Interestingly enough, this child is one I am quite accustomed to worrying about.  Last year, she spent a week in the hospital and 6 weeks at home with IV antibiotics after being diagnosed with a bone infection.   Although we will never be certain, the doctors believe that the infection may have begun with a small, dime-sized cut on her thumb.  For whatever reason, the bacteria that infected her bones was able to get past the antibiotic cream applied to the cut, and the Band-Aid she wore, and replaced, until the cut had healed.   The cut never once looked out of the ordinary, but once inside her body, the infection spread not only to her wrist, but also to her ankle.  For weeks there were hardly any outward symptoms and the infection easily disguised itself as an orthopedic issue.  Even after several days of fever, she was mistakenly diagnosed with strep throat.  It would be another couple of weeks before the proper diagnosis was made and we began aggressive action to combat the infection that had begun to eat away at her bones.

The entire experience reminded my husband and I of several things.
First, doctors don’t have crystal balls.  They use symptoms to assist them in diagnosis and while there are certain technologies that can certainly help (lab tests, x-rays, MRIs), diagnosis is often like putting the pieces of a puzzle together.  However, sometimes you find that a few of those pieces have gone missing.
Second, we as parents do what we can to protect our children.  We do our best to keep them in good health and get them proper medical attention when they need it.  Unfortunately, the reality is, there are absolutely no guarantees.  One day that precious child may fall dangerously ill, become permanently disabled or even die.
It is these considerations that have helped convince me that preventive actions, like immunizations, are an important means of protection.   Today I made that appointment to get my daughter her meningitis vaccine, but to be honest, I felt there was more I could do to help warn other parents about the dangers of meningitis.

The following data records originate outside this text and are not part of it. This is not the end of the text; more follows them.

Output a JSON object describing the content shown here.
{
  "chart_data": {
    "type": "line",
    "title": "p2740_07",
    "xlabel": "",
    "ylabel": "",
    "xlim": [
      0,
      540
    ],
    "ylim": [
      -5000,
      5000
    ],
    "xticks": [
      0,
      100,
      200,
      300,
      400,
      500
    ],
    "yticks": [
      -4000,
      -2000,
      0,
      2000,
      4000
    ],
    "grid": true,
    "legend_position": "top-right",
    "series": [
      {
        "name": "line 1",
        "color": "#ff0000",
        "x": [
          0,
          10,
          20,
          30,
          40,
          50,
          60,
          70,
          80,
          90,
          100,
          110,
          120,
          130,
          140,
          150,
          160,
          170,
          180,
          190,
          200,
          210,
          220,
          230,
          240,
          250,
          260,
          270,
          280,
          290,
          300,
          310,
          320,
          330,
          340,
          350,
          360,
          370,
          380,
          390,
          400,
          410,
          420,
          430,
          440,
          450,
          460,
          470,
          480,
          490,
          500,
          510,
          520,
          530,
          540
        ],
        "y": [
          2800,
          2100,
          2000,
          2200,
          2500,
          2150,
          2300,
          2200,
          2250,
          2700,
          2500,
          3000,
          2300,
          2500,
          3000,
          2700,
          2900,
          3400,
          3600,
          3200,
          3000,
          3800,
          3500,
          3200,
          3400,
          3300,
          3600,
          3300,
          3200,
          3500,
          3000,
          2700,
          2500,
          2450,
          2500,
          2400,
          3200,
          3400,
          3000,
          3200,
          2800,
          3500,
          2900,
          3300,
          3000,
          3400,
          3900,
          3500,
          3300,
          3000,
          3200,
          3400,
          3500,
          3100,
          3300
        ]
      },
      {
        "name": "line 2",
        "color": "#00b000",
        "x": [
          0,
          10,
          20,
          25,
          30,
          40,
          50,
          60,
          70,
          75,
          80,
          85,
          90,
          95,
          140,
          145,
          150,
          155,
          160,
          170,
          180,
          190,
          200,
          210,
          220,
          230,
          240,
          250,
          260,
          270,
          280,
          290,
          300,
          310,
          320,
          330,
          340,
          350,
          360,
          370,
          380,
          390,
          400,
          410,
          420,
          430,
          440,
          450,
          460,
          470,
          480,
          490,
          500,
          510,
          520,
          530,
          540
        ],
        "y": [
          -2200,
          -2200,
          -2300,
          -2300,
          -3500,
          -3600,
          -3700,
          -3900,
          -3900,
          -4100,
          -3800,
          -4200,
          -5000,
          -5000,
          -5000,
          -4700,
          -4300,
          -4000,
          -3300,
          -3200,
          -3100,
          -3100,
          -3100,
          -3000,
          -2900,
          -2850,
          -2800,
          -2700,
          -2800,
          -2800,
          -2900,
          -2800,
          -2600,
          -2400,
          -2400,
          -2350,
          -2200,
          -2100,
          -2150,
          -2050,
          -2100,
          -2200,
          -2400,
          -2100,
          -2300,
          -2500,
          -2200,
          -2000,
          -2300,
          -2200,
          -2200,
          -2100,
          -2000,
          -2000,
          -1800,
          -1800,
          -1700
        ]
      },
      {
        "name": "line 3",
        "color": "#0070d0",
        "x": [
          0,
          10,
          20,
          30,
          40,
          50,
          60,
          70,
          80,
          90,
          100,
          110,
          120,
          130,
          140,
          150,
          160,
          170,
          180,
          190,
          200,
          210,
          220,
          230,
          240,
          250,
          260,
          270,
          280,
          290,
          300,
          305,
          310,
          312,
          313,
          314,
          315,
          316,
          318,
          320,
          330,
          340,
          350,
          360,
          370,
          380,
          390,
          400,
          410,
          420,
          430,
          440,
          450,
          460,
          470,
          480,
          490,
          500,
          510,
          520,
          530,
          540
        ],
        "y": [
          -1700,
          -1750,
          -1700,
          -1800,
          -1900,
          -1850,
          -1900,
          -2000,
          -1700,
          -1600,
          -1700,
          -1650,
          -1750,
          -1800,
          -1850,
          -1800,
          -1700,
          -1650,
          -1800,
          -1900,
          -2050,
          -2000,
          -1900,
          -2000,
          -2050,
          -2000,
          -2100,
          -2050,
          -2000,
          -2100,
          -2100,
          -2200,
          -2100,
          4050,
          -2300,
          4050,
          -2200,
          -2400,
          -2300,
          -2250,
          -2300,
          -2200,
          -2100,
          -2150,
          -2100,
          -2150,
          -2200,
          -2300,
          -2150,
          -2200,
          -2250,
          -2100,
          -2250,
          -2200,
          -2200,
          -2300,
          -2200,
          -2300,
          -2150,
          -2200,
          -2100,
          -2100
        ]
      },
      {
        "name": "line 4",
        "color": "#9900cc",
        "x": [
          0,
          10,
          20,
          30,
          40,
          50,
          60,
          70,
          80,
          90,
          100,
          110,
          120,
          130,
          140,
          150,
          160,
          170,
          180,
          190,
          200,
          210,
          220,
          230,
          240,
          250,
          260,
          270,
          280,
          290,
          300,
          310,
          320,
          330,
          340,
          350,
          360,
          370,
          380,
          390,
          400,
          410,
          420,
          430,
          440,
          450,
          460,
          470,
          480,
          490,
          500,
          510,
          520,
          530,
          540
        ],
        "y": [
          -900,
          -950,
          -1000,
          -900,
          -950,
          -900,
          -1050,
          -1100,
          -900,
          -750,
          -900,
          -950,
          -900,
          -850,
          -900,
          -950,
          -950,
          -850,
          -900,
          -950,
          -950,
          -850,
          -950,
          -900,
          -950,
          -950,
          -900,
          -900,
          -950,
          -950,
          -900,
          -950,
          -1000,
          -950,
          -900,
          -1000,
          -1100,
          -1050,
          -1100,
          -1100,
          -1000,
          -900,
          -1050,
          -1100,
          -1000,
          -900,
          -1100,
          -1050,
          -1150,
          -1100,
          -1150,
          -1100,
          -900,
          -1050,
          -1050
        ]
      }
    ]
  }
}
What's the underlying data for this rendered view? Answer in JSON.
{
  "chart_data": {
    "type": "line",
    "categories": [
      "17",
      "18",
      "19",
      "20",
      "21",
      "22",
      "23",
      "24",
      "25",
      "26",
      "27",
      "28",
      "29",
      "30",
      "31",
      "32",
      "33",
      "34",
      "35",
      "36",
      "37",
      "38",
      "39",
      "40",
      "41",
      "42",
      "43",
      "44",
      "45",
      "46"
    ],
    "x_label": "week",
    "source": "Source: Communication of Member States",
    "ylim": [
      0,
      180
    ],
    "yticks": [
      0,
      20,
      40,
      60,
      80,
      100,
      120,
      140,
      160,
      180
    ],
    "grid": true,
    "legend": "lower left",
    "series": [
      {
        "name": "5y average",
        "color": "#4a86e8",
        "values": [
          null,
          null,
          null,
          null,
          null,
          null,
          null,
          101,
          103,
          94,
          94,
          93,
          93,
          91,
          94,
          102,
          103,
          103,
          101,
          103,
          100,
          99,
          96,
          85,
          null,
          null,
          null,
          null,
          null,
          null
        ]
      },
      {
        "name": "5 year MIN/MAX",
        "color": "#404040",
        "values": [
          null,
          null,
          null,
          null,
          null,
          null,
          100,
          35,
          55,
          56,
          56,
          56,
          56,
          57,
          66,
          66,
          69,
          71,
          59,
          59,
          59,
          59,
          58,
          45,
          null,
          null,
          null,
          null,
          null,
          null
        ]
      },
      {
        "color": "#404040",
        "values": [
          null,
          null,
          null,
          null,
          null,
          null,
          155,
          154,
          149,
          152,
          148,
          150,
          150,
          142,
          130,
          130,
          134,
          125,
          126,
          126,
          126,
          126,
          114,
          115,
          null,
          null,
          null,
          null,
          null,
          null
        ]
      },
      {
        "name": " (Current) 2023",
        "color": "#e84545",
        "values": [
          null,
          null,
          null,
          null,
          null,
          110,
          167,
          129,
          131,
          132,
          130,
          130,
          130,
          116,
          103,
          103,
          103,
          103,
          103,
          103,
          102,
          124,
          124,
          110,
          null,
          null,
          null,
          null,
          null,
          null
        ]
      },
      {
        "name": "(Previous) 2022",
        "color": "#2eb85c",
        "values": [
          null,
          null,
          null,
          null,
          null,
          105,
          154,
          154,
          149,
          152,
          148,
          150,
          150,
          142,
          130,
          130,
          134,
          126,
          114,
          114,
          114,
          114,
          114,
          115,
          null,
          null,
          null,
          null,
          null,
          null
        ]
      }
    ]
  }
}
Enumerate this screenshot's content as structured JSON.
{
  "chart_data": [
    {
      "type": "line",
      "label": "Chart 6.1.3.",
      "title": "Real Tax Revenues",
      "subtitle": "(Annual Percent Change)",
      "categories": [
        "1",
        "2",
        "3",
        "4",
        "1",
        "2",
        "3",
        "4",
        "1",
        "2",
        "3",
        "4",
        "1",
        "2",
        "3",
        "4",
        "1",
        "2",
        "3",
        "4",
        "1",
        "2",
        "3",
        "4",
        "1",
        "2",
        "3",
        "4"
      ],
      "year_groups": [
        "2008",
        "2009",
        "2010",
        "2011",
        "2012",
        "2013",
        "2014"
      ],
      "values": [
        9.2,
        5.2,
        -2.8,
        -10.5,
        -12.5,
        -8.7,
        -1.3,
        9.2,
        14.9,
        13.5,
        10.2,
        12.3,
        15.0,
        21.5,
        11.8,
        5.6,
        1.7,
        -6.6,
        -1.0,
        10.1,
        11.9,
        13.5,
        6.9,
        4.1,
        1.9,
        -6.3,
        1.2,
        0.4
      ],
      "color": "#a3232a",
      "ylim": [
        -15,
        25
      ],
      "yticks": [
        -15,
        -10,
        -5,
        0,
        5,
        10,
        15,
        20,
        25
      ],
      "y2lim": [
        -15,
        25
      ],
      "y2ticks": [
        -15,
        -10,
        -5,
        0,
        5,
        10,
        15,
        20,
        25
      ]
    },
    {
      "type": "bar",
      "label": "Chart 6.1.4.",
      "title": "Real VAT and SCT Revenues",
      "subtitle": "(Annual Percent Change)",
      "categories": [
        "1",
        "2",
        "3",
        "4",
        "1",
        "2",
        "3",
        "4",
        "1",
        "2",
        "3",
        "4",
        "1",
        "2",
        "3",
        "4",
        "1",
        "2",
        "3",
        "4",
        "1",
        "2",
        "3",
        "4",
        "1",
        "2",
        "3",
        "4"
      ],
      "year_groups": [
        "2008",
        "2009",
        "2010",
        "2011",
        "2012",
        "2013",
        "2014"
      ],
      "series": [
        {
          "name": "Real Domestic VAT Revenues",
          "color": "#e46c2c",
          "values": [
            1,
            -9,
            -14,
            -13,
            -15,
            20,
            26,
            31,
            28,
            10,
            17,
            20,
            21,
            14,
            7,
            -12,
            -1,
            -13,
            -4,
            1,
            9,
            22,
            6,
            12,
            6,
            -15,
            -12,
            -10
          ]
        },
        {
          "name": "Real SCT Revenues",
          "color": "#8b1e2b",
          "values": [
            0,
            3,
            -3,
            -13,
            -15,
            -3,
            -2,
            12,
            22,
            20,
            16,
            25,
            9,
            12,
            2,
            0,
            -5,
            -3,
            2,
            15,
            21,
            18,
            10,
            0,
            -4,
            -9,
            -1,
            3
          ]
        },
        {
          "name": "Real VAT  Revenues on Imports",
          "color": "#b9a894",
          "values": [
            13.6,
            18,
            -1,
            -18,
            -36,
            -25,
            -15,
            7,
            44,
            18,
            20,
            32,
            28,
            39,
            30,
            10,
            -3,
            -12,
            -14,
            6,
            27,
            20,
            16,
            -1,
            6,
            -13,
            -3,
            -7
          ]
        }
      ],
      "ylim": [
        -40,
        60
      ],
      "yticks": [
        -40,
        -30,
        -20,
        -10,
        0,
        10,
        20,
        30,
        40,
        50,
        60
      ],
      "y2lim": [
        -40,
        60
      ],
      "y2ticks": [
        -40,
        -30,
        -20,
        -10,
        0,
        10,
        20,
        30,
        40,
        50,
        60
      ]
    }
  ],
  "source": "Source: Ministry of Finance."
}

Meningitis really scares me as a parent.  It comes on very quickly.  It often results in irreversible damage.  And some of the symptoms such as headache and fever are ones we encounter quite frequently.  However, meningitis is a devastating disease
Unfortunately, there are countless videos, like this one from Shot By Shot, that tell the story of a life lost to meningitis.  In this case it was 12 year old Kaela.
If this video made an impact on you today, please consider sharing it, along with your suggestion that parents consider this vaccine for their own children.  Unfortunately, since the vaccine is not often required for school, some parents are not familiar with the disease or the available vaccine that works to prevent it.  In some cases, (like college students living off campus), some people are told they “don’t need it” because they are not at risk, when the truth is that they could still request it as a precaution.  The fact is that the CDC recommendation for meningitis vaccination is for all 11-12 year-olds, with a booster dose at age 16 and the suggestion that adolescents receive the vaccine less than five years before starting college.
Personally, I have never heard a parent say, “I just knew my child would die from a vaccine preventable disease.”  However, I’ve heard many parents who’ve admitted, “I never imagined something so devastating would happen to my child.”
For more information and additional video testimonials, visit the National Meningitis Association or Meningitis Angels.  You may even want to check this recent post on Parents Who Protect which provides a detailed back-to-school vaccine checklist for all ages.
Let’s all do our best to keep parents informed of important vaccine recommendations.